Breaking News

Anak Buah Gubernur Riau Sampai Gadai Sertifikat Demi Bayar 'Jatah Preman' Abdul Wahid

Gubernur Riau Abdul Wahid (tengah) bersama Kepala Dinas Pekerjaan Umum, Penataan Ruang, Perumahan, Kawasan Permukiman dan Pertanahan (PUPR PKPP) Provinsi Riau M. Arief Setiawan (kanan) dan Tenaga Ahli Gubernur Riau Dani M. Nursalam (kiri)

D'On, Jakarta
– Fakta mencengangkan mencuat dari ruang penyidikan Komisi Pemberantasan Korupsi (KPK). Dalam kasus dugaan pemerasan dan penerimaan gratifikasi di lingkungan Pemerintah Provinsi Riau Tahun Anggaran 2025, para anak buah Gubernur Riau, Abdul Wahid, ternyata harus menanggung beban tak masuk akal.

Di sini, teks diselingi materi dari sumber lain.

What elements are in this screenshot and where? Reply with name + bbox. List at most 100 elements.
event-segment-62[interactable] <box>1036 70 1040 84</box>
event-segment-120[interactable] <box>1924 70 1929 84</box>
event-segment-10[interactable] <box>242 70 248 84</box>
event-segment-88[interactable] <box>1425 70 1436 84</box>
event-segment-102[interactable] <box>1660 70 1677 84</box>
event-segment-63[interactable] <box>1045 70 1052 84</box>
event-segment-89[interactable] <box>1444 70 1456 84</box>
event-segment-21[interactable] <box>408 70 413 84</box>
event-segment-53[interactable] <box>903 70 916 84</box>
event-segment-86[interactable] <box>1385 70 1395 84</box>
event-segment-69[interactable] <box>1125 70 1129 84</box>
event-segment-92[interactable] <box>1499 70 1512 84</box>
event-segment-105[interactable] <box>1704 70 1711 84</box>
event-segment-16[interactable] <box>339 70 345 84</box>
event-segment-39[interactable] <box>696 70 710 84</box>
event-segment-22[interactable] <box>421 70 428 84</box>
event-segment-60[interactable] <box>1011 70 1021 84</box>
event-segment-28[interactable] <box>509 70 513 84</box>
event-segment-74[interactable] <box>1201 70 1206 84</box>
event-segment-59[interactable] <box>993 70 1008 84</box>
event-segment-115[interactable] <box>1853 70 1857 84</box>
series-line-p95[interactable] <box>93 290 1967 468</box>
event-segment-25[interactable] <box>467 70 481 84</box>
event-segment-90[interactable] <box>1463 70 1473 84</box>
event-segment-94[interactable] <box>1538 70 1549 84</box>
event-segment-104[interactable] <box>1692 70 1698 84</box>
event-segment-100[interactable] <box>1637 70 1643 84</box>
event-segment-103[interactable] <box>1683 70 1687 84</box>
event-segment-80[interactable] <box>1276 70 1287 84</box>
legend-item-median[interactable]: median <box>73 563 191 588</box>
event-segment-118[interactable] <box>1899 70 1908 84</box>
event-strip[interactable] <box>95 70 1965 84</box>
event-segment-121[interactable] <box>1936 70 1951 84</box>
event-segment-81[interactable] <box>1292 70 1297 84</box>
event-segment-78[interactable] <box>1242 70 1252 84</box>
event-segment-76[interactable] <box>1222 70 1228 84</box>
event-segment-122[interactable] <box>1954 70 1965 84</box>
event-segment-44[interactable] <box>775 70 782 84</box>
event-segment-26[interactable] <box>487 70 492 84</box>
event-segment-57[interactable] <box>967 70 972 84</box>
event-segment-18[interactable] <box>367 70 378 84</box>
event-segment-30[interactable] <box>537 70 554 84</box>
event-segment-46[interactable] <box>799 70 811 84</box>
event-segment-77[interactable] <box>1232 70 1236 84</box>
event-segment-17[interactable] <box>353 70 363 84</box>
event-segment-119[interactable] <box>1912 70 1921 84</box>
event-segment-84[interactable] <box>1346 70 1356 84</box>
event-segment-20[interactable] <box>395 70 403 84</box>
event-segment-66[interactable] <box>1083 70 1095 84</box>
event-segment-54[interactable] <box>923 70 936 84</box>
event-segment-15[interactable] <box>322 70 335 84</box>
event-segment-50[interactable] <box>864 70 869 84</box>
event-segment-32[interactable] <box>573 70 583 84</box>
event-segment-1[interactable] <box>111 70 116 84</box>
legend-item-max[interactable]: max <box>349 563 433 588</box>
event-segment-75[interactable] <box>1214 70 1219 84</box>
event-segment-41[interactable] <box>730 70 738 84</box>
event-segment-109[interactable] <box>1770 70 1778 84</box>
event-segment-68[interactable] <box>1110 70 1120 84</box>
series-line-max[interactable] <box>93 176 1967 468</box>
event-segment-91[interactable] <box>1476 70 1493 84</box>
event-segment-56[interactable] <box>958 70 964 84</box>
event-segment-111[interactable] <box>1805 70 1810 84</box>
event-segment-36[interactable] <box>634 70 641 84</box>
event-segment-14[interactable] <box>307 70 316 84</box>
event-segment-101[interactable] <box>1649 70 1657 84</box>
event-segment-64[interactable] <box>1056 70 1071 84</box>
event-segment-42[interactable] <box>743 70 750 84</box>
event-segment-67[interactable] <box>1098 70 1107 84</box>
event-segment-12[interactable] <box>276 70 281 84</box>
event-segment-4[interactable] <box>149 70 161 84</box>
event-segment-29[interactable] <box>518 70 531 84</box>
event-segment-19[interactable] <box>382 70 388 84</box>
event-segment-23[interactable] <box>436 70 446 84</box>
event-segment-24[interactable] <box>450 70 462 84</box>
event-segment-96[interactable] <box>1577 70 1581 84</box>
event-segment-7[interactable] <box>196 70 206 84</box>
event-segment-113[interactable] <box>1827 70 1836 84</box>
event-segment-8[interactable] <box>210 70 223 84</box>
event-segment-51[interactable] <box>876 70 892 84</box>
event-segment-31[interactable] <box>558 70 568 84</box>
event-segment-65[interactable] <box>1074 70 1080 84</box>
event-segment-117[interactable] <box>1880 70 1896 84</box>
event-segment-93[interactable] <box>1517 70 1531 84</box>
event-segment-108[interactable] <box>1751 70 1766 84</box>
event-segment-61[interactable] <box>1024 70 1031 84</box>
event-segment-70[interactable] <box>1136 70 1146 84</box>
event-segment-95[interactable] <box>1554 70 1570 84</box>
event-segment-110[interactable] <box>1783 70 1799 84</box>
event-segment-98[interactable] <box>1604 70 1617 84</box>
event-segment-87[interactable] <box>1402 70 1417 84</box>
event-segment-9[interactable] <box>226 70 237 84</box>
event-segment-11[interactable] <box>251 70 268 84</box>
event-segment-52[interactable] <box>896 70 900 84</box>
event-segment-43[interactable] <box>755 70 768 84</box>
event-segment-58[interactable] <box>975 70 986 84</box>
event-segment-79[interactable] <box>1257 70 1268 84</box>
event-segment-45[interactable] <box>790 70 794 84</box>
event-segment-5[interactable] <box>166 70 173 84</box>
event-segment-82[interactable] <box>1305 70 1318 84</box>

Demi memenuhi permintaan “jatah preman” sang gubernur, sejumlah pejabat di Dinas PUPR-PKPP bahkan nekat menggadaikan sertifikat rumah dan meminjam uang ke bank.

‘Jatah Preman’ 5 Persen dari Uang Negara

Kisah korupsi ini bermula dari kebijakan gelap yang diselubungi ancaman. Menurut hasil penyidikan KPK, Abdul Wahid yang juga politikus Partai Kebangkitan Bangsa (PKB)—mematok jatah 5 persen dari setiap proyek di Dinas PUPR-PKPP Riau.

Padahal, anggaran dinas tersebut baru saja melonjak tajam dari Rp71,6 miliar menjadi Rp177,4 miliar. Dari lonjakan itulah, Wahid disebut mulai memungut “fee” yang dikamuflase sebagai bagian dari loyalitas terhadap pimpinan.

Yang lebih mengejutkan, ancaman evaluasi yang disampaikan Wahid dalam rapat bersama para kepala dinas ditafsirkan sebagai ancaman mutasi atau pencopotan jabatan. Artinya, siapa yang tak setor, siap-siap kehilangan kursi empuknya di pemerintahan.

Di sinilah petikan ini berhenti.